By zero product property, solve for z gives z = -1, 1/2, (1/4)(1 - √5), (1/4)(1 + √5)

But since z = cos(y) = cos(36), 0 < z < 1, thus z = (1/4)(1 + √5) is the only solution

Thus cos(36) = (1 + √5)/4 ................. (*)

==> sec(36) = 4/(1 + √5)

==> sec²(36) = 8/(3 + √5) = 2(3 - √5), by rationalizing denominator

==> sec²(36) - 1 = 5 - 2√5

==> tan²(36) = 5 - 2√5

==> 1 - tan²(36) = 2√5 - 4

==> 1/(1 - tan²(36)) = (2 + √5)/2 ................. (**)

tanx * tan4x

= (sin4x * sinx)/(cos4x * cosx)

= (2sin4x * sinx)/(2cos4x * cosx)

= [cos(3x) - cos(5x)] / [cos(5x) + cos(3x) ], by Product to Sum formulae

= [ (1 + √5)/4 - (1/2) ] / [ (1/2) + (1 + √5)/4 ]

= [ (1 + √5) - 2 ] / [ 2 + (1 + √5) ]

= (√5 - 1)/(√5 + 3), then rationalize denominator

= √5 - 2 ................. (***)

Hence

tan12 * tan48 * tan54 * tan72

= tan(x) * tan(4x) * 1/tan(90 - 54) * tan(6x)

= tan(x) * tan(4x) * 1/tan(36) * tan(6x)

= tan(x) * tan(4x) * 1/tan(3x) * tan(6x)

= tan(x) * tan(4x) * 1/tan(3x) * 2tan(3x)/(1 - tan²(3x)), by Double Angle Formula

= 2 * tan(x) * tan(4x) * 1/(1 - tan²(3x))

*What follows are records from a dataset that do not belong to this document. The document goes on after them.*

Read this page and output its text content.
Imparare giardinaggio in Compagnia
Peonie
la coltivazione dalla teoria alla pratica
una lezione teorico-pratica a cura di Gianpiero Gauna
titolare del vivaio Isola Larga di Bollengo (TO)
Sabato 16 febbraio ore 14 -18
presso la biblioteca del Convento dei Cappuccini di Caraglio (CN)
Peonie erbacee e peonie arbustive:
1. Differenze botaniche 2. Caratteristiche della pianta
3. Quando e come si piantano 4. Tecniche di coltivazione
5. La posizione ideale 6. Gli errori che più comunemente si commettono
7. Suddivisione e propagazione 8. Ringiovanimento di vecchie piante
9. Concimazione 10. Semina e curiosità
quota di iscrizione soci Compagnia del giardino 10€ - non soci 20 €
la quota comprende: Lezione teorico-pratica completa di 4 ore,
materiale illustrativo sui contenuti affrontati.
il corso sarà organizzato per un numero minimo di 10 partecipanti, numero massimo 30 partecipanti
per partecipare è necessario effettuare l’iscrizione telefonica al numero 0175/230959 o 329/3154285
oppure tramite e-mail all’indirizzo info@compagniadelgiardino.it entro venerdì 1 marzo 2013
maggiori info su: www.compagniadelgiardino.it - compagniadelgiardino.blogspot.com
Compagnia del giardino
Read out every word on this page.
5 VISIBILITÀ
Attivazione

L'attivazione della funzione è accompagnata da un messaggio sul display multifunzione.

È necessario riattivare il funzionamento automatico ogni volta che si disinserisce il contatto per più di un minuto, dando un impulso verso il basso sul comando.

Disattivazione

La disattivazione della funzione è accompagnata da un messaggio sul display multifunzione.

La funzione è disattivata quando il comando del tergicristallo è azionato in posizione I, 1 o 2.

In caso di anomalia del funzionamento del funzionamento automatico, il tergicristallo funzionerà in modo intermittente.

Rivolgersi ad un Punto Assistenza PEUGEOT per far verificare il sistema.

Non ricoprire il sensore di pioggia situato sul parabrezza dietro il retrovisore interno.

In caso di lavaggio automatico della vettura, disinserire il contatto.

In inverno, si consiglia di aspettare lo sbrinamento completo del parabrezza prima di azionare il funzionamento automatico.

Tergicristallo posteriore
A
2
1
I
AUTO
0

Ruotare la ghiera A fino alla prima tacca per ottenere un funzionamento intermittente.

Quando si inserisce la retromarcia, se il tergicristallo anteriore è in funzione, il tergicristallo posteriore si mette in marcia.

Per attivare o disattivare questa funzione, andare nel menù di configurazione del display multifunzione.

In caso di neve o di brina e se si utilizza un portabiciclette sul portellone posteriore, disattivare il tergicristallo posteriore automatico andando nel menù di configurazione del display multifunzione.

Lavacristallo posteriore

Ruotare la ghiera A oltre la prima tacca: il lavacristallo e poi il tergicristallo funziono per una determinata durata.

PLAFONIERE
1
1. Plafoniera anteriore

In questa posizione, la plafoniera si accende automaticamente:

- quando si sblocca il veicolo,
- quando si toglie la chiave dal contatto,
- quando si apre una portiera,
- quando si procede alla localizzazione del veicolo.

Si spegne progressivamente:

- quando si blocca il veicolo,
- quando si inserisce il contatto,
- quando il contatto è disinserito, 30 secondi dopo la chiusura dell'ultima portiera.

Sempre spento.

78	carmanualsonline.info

= 2 * (√5 - 2) * (2 + √5)/2

= 1

@Kali Prasad: ahaha! Nice~

convinced, I loved math in college, till I got here to school this year. we've now a large form of Mathamatica crap, and its all on-line homework. the instructor reads the examples from the e book, so now i have no theory what i'm doing. :/ next semester will be exciting, seeing as I quite managed to bypass Calc I and am now going into Calc II... humorous seeing that i have continuously had As in math.

x=tan12*tan48*tan54*tan72

=tan48*tan12*cot36*cot18

=sin48/cos48*sin12/cos12*cos36/sin36*cos18/sin18

x*cos48*cos12*sin36*sin18=sin48*sin12*cos36*cos18

x*1/2*(cos60+cos36)*sin18*sin36=1/2*(cos36-cos60)*cos18*cos36

x/2*(cos60*sin18+cos36*sin18)*cos54=1/2*(cos36*cos18-cos60*cos18)*sin54

x/2*(1/2*sin18+1/2*sin54-1/2*sin18)*cos54=1/2*(1/2*cos54+1/2*cos18-1/2*cos18)*sin54

x/2*1/2*sin54*cos54=1/2*1/2*cos54*sin54

x/4*sin54*cos54=1/4*sin54*cos54

Thus x=1

LHS=

sin(12*)sin(48*)sin(54*)sin(72*)/

[cos(12*)cos(48*)cos(54*)cos(72*)]=

(-2)sin(12*)sin(48*)(-2)sin(54*)

sin(72*)/[2cos(12*)cos(48*)

2cos(54*)cos(72*)]=

[cos(60*)-cos(36*)][(cos(126*)-

cos(18*)]/{[cos(60*)+cos(36*)]

[cos(126*)+cos(18*)]}=

[0.5-cos(36*)][-sin(36*)-cos(18*)]/

{[0.5+cos(36*)][-sin(36*)+cos(18*)]}=

[0.5-(1-2sin^2(18*)][-2sin(18*)-1]/

{[0.5+(1-2sin^2(18*)][-2sin(18*)+1]}=

[-0.5+2sin^2(18*)][2sin(18*)+1]/

{[1.5-2sin^2(18*)][2sin(18*)-1]}=

1 =

RHS approximately.

The reason is as follows:

Let sin(18*)=x, and let

(-0.5+2x^2)(2x+1)/

[(1.5-2x^2)(2x-1)]=1

then

-x-0.5+4x^3+2x^2=3x-1.5-4x^3+2x^2

=>

8x^3-4x+1=0

=>

The equation has 3 real roots one of

which is x=0.3090169=sin(18*)

approximately.

This shows that there is no error during

the proof, but the given product on the left

of the equation is approximately=1 only.

wow

you probably need to apply double-angle, triple-angle and half-angle formulae to work this out.